Concerning the load times, they are not long at all, about 30-40 seconds for large instruments. This is on a 1.5 ghz system, so you can probably get a lot faster. RAM useage seems also fairly small. I have only 512 mbs, but nothing has been strained in that area. The polyphony was up to 64 note on some rapid single line passages involving the four-layered instruments, obviously because of envelope release tails.
The problems with Gigastudio bug me, and there is no fix available. They occur with the most recent updates. They involve crashes, not really with doing any spectacular - just using the program. And also they cause, almost every time the system is booted, disc consistency checks, warnings about having to use chkdsk when attempting to defragment, and a few other very odd errors that have occurred ONLY when Gigastudio is installed. This computer is flawlessly functional at other times, including running a professional video NLE, Sonic Foundry multi-track recording on Vegas Video, and full DVD encoding and burning functions. All of those, which dwarf most applications in data handling, work perfectly. So the fault is not with this system. I've heard some buzz that Gigastudio is going to have to come up with a new version to solve these problems. However that may be I do not like the way they handle their customers and have been turned off totally by the company.
I am thinking very hard about other options. All of this is solely to use VSL. Otherwise I would kiss Tascam good bye with a few choice obscenities.

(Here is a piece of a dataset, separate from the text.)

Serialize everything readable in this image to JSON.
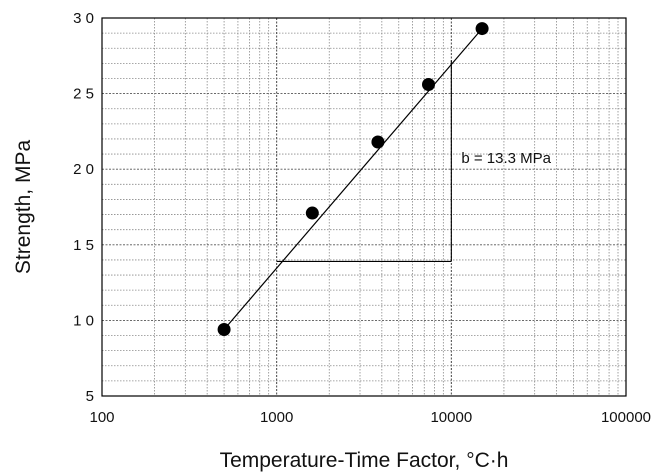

I have both EXS24mkII and Gigastudio, but no matter what anyone says I do not believe hardware samplers are out of the picture, especially when one considers the 512 mb AKai Z series or a bank of maxed-out Emulators combined with multi-track hard disc layering. The amount of data that kind of system can handle is gigantic. And it is all totally reliable and controllable, unlike Gigastudio. And the programming is straightforward, and actually more flexible than Gigastudio 2.5. For example, EXS24mkII imitates EOS in its design especially with being able to route any modulator in midi to any destination. Gigastudio cannot do that and that immediately makes it inferior with my set up, because on the Miraslav library I used an approach that involved the pitch wheel for filtering and volume so the mod wheel could be used for increasing the volume of attack articulations. I used absolutely no velocity for controlling volume of the main sustains and layered detaches (or tongued slurs), so that it could be used to create varying degrees of marcato attacks with the staccato samples. This system, when applied to strings and brass, allowed for a completely intuitive, "felt" expressiveness to the initial performance, without having to think consciously about programming all the different layers, etc. One could simply play an entire violin section line, for example, from smooth portato or legato (though without VSL's actual legato samples) to varying degrees of detache and marcato in real time. And if it was a tricky one, overdubs in midi could layer in the controllers for volume or attack. EOS is an incredibly powerful piece of software (which no one today seems to want to hear about) and NEVER CRASHES. EVER. The instrument simply functions once you turn it on. Like picking up a trumpet or a guitar. It's all what you do with it, not what problems the computer decided to create this morning.
Does anybody care about that besides me? I know stage musicians do, because they do not touch with a ten foot pole a sampler like Gigastudio. Can you imagine such a thing? "Sorry ladies and gentlemen, but tonight's peformance has been cancelled due to disc consistency errors."
At any rate, I am in awe of the work of VSL in the conception and carrying out of this recording project which is beyond any ever attempted before. The actual work done by them is an art so far above all these damnable computer problems that it is an insult to discuss them in the same breath.
Though I should probably say a few Hail Marys before admitting it, I actually have one criticism of the samples. The solo oboe has no espressivo vibrato in the long notes, only in short notes. This seems odd, and perhaps the result of a problem with the oboe player (?) The other woodwinds are astoundingly beautiful. The clarinet captures the dark chalameau and pp expressiveness wonderously, and one can hear the exact same breathiness in the recordings - something I've never once heard before in samples but heard every time I was next to a live clarinet player.
The timpani rolls have perfect release samples, so that the roll is finished off precisely with an eighth note. Here, as well as in the string tremolos, the samples are not long enough to avoid loops. So these will have to be looped at some point, either by users or by programmers.
I would also add to this already overlong post that the solo trumpet and horn represent almost maniacal attempts to capture everything the instruments do. (I haven't yet heard the tuba and trombone.) The varying lengths of short notes and dynamic changes are so subtle that it is hard to imagine how one could do more with the original instruments.